A Fake Artist Goes To New York is a mouthful of a title for a pretty simple board game about drawing, lying, and making wild accusations. We also played it on the latest episode of Overboard, and had a surprisingly difficult time figuring out who among us was actually the fake artist.
Here’s how it’s played. Each round, one player assumes the role of game master and selects a secret drawing prompt. They write it down on the handy dry erase cards included with the game, along with one card on which they write “FAKE”. The cards are shuffled together and given to the rest of the players.
For example, the game master could choose “Pizza” as their drawing prompt, writing it on all but one of the cards. One the last card, they just write “FAKE”.
Once everyone has taken a look at the secret drawing prompt (or found out that they were the fake), the game master writes down a category on the drawing pad. So in our example, the game master would probably write down “Food”. This way the fake at least knows that they’re trying to draw some type of food.
Now the art making can begin! One line at a time, the artists take turns adding to the group’s masterpiece. These lines can be as intricate or as simple as the player wants, but one line only: once the pen leaves the pad, their turn is over.

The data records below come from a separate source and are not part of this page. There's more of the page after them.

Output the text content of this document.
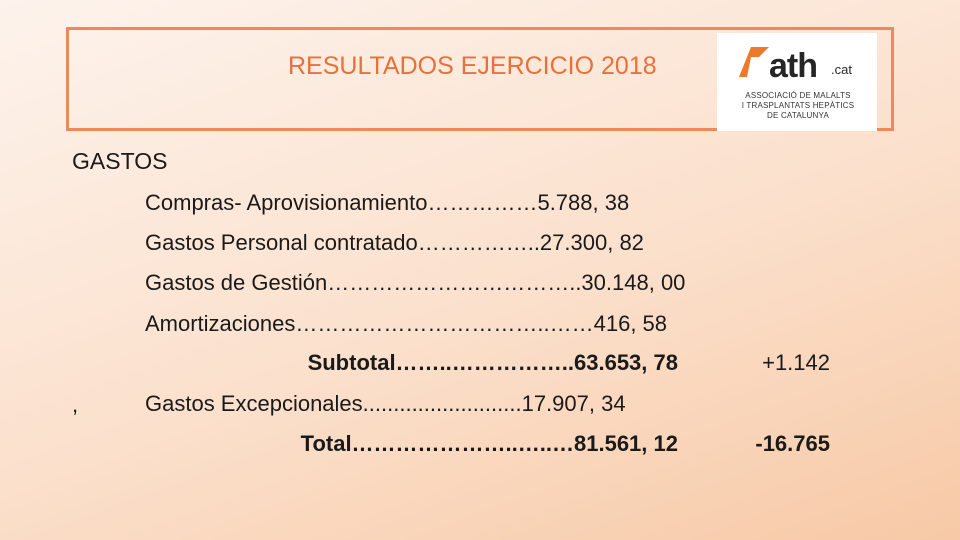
RESULTADOS EJERCICIO 2018	ath .cat
ASSOCIACIÓ DE MALALTS
I TRASPLANTATS HEPÀTICS
DE CATALUNYA
GASTOS
Compras- Aprovisionamiento……………5.788, 38
Gastos Personal contratado……………..27.300, 82
Gastos de Gestión……………………………..30.148, 00
Amortizaciones……………………………..……416, 58
Subtotal……..……………..63.653, 78	+1.142
,	Gastos Excepcionales..........................17.907, 34
Total…………………..…..…81.561, 12	-16.765
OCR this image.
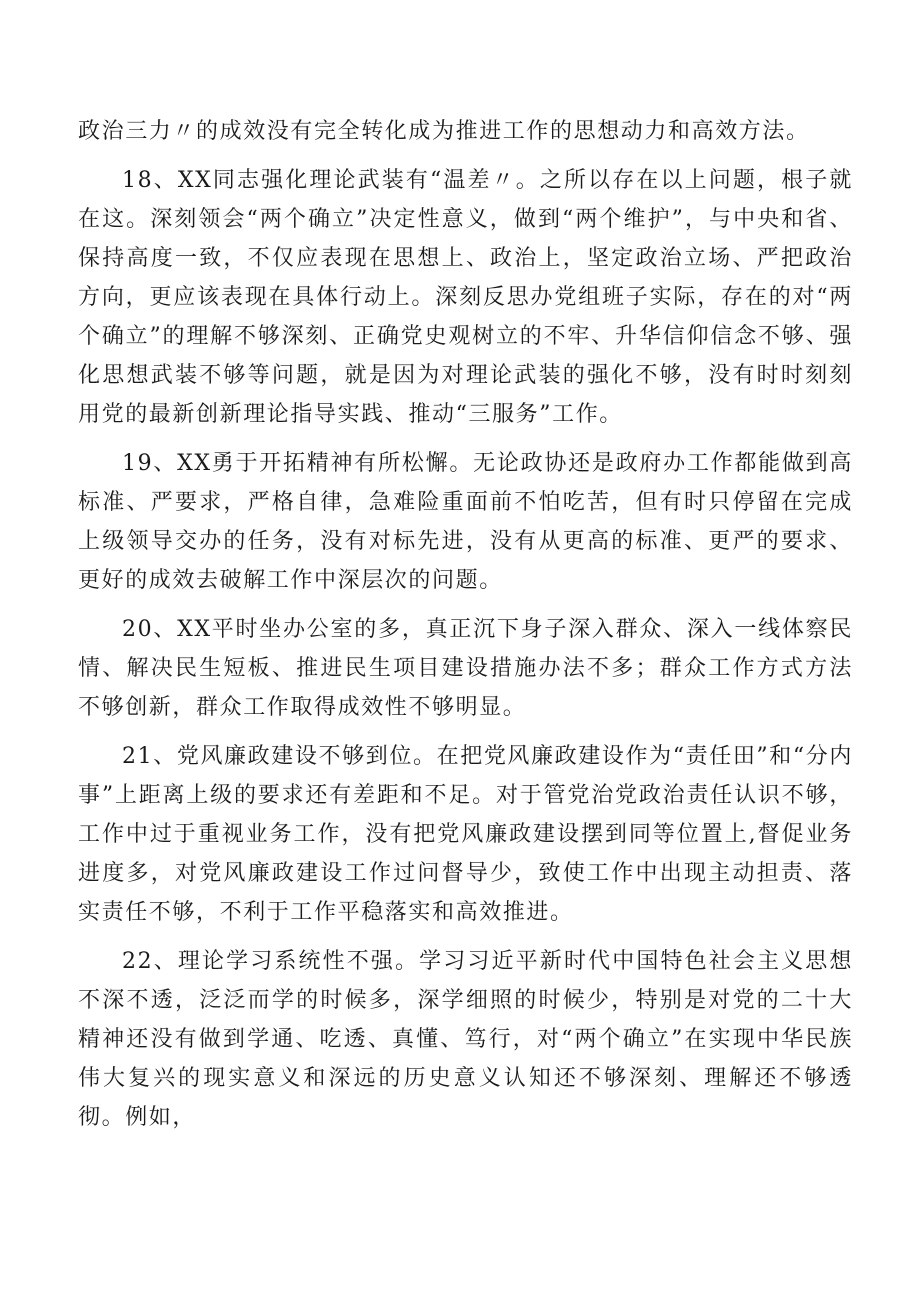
政治三力〃的成效没有完全转化成为推进工作的思想动力和高效方法。

18、XX同志强化理论武装有“温差〃。之所以存在以上问题，根子就在这。深刻领会“两个确立”决定性意义，做到“两个维护”，与中央和省、保持高度一致，不仅应表现在思想上、政治上，坚定政治立场、严把政治方向，更应该表现在具体行动上。深刻反思办党组班子实际，存在的对“两个确立”的理解不够深刻、正确党史观树立的不牢、升华信仰信念不够、强化思想武装不够等问题，就是因为对理论武装的强化不够，没有时时刻刻用党的最新创新理论指导实践、推动“三服务”工作。

19、XX勇于开拓精神有所松懈。无论政协还是政府办工作都能做到高标准、严要求，严格自律，急难险重面前不怕吃苦，但有时只停留在完成上级领导交办的任务，没有对标先进，没有从更高的标准、更严的要求、更好的成效去破解工作中深层次的问题。

20、XX平时坐办公室的多，真正沉下身子深入群众、深入一线体察民情、解决民生短板、推进民生项目建设措施办法不多；群众工作方式方法不够创新，群众工作取得成效性不够明显。

21、党风廉政建设不够到位。在把党风廉政建设作为“责任田”和“分内事”上距离上级的要求还有差距和不足。对于管党治党政治责任认识不够，工作中过于重视业务工作，没有把党风廉政建设摆到同等位置上,督促业务进度多，对党风廉政建设工作过问督导少，致使工作中出现主动担责、落实责任不够，不利于工作平稳落实和高效推进。

22、理论学习系统性不强。学习习近平新时代中国特色社会主义思想不深不透，泛泛而学的时候多，深学细照的时候少，特别是对党的二十大精神还没有做到学通、吃透、真懂、笃行，对“两个确立”在实现中华民族伟大复兴的现实意义和深远的历史意义认知还不够深刻、理解还不够透彻。例如，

After all the artists have had two turns, they’re given a chance to discuss who among them is the fake, before the game master calls a vote. The players then point to who they think the fake is. If they fail to find them, the fake wins! However, even if they fake artist is outed, they haven’t lost. They get one chance to guess what they think the secret writing prompt was, and should they manage to guess correctly, the fake wins! The only way for the real artists to win is if they find the fake AND the fake fails to guess the prompt.
Sounds simple right? Well it’s tougher than it seems. When drawing, players must find a balance between showing that they know what the secret prompt is without making it so obvious that the fake artist can guess it later. This gives the fake artist cover, because why would they draw something specific. They wouldn’t want to give it away.
This means that as much as drawing takes center stage, A Fake Artist Goes To New York is really a hidden role game. It’s not your drawing skills that are being tested, it’s your ability to convince everyone else you’re a part of the team – even when you aren’t.
Want to try it yourself? While we’d heartily recommend the adorable and highly portable version we picked up in Tokyo (it’s also available online), this is a game you can probably play with supplies you already own. Besides something to draw on, the only critical element is different colored pens or pencils, so the players can keep track of who drew what (you can just write down the secret drawing prompts on some scraps of paper).